Mike Pence: Another economics guy.  I don't see him holding much promise and its virtually impossible to get elected from the House to the White House.  Not happening, but he will push economic issues.

Interesting in Theory

Mitch Daniels: No idea who he is, but if Indiana is in any decent shape in 2012, he's a contender.  
John Thune: Again, I don't really know who he is, but the establishment likes him, and that says a lot.

John Huntsman: Sort of a rich man's Mitt Romney.  A conservative technocrat, willing to serve his country even under a Democratic President, Huntsman looks good on paper.  But will the base like him?  No idea.

Jeb Bush: Jeb might run, but he's the brother of one of the most unpopular Presidents in recent memory, a guy who can't travel overseas for fear of being arrested on crimes against humanity.  I kinda wonder if Jeb looks back at the 2000 elections with some degree of regret.  Let's say for the sake of argument, that Jeb ratfucked his brother, ordered all the votes be counted, and that lead to Gore's victory.  That sets Gore up for 2000 and maybe 2004, and Jeb can run for President free and clear of Dubya's screw-ups.  Moreover, he would be the guy who screwed his brother for the good of the country.  And in many respects, Jeb is the guy the GOP should have at the top of the ticket.  He would move the Republican Party away from its xenophobia and move it towards a party based on social and economic issues, make huge inroads with minorities, etc. Instead, he's probably not going to run for President. . .phew.


Michele Bachmann: There are two levels of crazy when it comes to people in the public eye - "Charlie Sheen" crazy, where the person in question does something incredibly odd, or has a breakdown caused by drugs; and, "Ron Artest" crazy, where the person in question is legitimately mentally ill.  It took Ron Artest jumping into the stands in Detroit for everyone to understand that he needed help (which he got, thank God), but that leads me to this point: Michelle Bachmann is Ron Artest crazy.  I'm not even joking about this.  There is a delusion in her eyes that is absolutely terrifying.  

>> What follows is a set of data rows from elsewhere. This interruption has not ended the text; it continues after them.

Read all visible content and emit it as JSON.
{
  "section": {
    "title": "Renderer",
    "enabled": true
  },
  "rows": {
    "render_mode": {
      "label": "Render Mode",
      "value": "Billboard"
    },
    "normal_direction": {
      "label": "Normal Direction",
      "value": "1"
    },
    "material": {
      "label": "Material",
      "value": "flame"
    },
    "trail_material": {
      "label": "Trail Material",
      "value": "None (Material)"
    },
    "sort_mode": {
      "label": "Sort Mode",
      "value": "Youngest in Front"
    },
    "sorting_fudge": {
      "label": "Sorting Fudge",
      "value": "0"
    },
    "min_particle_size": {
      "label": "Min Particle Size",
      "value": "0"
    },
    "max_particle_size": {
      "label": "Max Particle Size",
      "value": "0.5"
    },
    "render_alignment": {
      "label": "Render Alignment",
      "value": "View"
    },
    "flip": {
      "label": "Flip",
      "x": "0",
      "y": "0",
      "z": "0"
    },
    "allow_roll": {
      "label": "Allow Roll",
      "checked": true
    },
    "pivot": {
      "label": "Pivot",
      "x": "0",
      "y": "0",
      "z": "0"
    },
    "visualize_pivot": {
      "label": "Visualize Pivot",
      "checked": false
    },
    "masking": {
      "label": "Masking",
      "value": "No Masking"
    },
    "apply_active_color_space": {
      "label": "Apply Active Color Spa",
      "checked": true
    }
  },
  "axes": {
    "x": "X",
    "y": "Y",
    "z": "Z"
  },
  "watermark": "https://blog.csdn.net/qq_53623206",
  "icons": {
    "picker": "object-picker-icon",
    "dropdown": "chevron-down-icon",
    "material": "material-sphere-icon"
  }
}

And here's the problem with the GOP of today - Bachmann's got a legitimate shot at the nomination because so many Republicans are equally delusional.  A majority of Republican voters believes that Obama is a secret Muslim who was born in Kenya, that global warming is a hoax, and that evolution has never happened.  That's why Glenn Beck makes so much money hocking gold - there's a whole lot of delusion on the GOP side.  Yikes.

Sarah Palin: Unlike Bachmann, Palin has the advantage of not being crazy.  Palin strikes me as an opportunist.  She has come into the fold because there's a vacuum at the top and she's more than willing to fill the leadership gap.  At this point, I don't think she'll win the nomination, but she will deeply influence the primary.

Final Thoughts

I have, no doubt, missed a few names, but by and large, I think I've gotten the big names out there.  Right now, there really is no front runner.  What's interesting to me is that for the first time, the GOP is starting to look a bit more like the Democratic Party, where the base is starting to push the old guard aside.   That's going to make for a rollicking primary.